Presidente mantém dianteira

Levantamento da Vox Populi mostra Dilma com 40%, Aécio Neves com 16% e Campos com 8%

iG Minas Gerais |

Folga. Apesar das crises enfrentadas no início do ano, Dilma Rousseff ainda venceria no primeiro turno
Roberto Stuckert
Folga. Apesar das crises enfrentadas no início do ano, Dilma Rousseff ainda venceria no primeiro turno

São Paulo. A presidente Dilma Rousseff (PT), pré-candidata à reeleição, oscilou um ponto percentual para menos e continua em primeiro lugar, com 40% das intenções de votos, de acordo com pesquisa Vox Populi/“CartaCapital” divulgada nesta quarta. O levantamento mostra que, juntos, os rivais Aécio Neves (PSDB), Eduardo Campos (PSB) e Pastor Everaldo Pereira (PSC) totalizam 26% das intenções de voto. O que permitiria a reeleição da presidente no primeiro turno.  

A pesquisa foi realizada entre os dias 6 e 8 de abril, antes da presidente Dilma Rousseff defender a Petrobras do que chamou de ataques com interesses políticos. As declarações da presidente ocasionou a queda das ações da estatal no Ibovespa.

Em segundo lugar, está Aécio, que também oscilou um ponto para baixo – de 17% para 16%. Campos, que anunciou esta semana a ex-senadora Marina Silva (PSB) como a pré-candidata a vice em sua chapa, tem 8% – ante 6% em fevereiro. Pastor Everaldo tem 2% das intenções de voto. Levy Fidelix (PRTB), Randolfe Rodrigues (PSOL), Eymael (PSDC) e Mauro Iasi (PCB) não pontuaram.

Na pesquisa anterior, todos os candidatos considerados “nanicos” não somavam mais de 1% nas intenções de voto. Votos em branco ou nulos se mantiveram em 15% na pesquisa divulgada nesta quarta. O número dos que não sabem em quem votar ou que não responderam à pesquisa é de 18% – ante 20% no levantamento anterior.

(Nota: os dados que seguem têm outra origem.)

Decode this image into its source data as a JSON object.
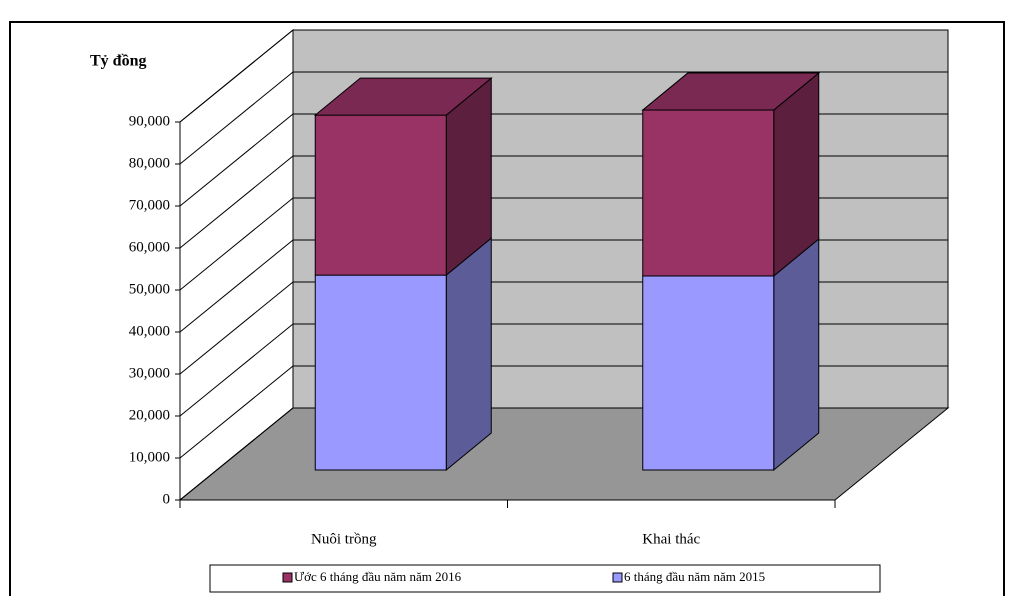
{
  "chart_data": {
    "type": "bar3d_stacked",
    "y_label": "Tỷ đồng",
    "categories": [
      "Nuôi trồng",
      "Khai thác"
    ],
    "series": [
      {
        "name": "6 tháng đầu năm năm 2015",
        "color": "#9999ff",
        "values": [
          46400,
          46200
        ]
      },
      {
        "name": "Ước 6 tháng đầu năm năm 2016",
        "color": "#993366",
        "values": [
          38100,
          39500
        ]
      }
    ],
    "ylim": [
      0,
      90000
    ],
    "yticks": [
      0,
      {
        "value": 10000,
        "label": "10,000"
      },
      {
        "value": 20000,
        "label": "20,000"
      },
      {
        "value": 30000,
        "label": "30,000"
      },
      {
        "value": 40000,
        "label": "40,000"
      },
      {
        "value": 50000,
        "label": "50,000"
      },
      {
        "value": 60000,
        "label": "60,000"
      },
      {
        "value": 70000,
        "label": "70,000"
      },
      {
        "value": 80000,
        "label": "80,000"
      },
      {
        "value": 90000,
        "label": "90,000"
      }
    ],
    "grid": true,
    "legend": "bottom"
  }
}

A margem de erro do levantamento é de 2,1 pontos percentuais.

Concessões. Nesta quarta a presidente Dilma Rousseff esteve no píer sul do Aeroporto Internacional de Brasília para ato de inauguração e para conhecer as novas instalações do terminal. Ao caminhar pelas lojas da praça de alimentação, a presidente posou inúmeras vezes para fotos com funcionários dos estabelecimentos, cumprimentando-os e distribuindo abraços.

Ao notar que uma funcionária registrava sua presença, Dilma chamou a mulher para tirar foto com ela. “Por que você está tirando foto sozinha? Vem para cá”, disse Dilma, orientando a funcionária a entregar, para o fotógrafo oficial da Presidência, o aparelho celular com o qual ela registrava a imagens. “Ela quer tirar (a foto) no (aparelho) dela”, afirmou Dilma.

Abordada pela imprensa, Dilma comentou as novas instalações do aeroporto, elogiando-o. “Vocês viram o tamanho do aeroporto? Pequenininho, né?”, disse a presidente. “Concedendo fica bom, você não acha? Tem que fazer parcerias”, disse Dilma, ao ser questionada sobre a concessão do aeroporto por jornalistas.

Dilma defendeu o processo de privatização dos aeroportos brasileiros. Segundo a presidente, o dinheiro arrecadado pelo governo na concessão dos serviços aeroportuários vai permitir a construção de 270 aeroportos regionais, que, segundo ela, são essenciais para a logística do país.

No discurso, a presidente reagiu à história contada pelo ministro da Aviação Civil, Moreira Franco. Segundo ele, um passageiro, ao pisar pela primeira vez na nova área do aeroporto, disse que aquilo não parecia Brasil. “É, de fato, um cartão de visita. Parece sim que aqui é o Brasil”, disse.

Privatizações Defesa. O pré-candidato do PSB à Presidência, Eduardo Campos, afirmou que não tem “preconceito” contra as privatizações. Ele sugeriu que o governo Dilma Rousseff fez concessões “a contragosto” na área de infraestrutura e disse que é preciso respeitar o lucro da iniciativa privada. Apoio. “Como você vai governar um país no regime capitalista e ter preconceito com a iniciativa privada?”, questionou. “Eu não vejo a questão da privatização como um dogma. Acho importante atrair o investimento privado para áreas em que o Estado não consegue chegar”, defendeu.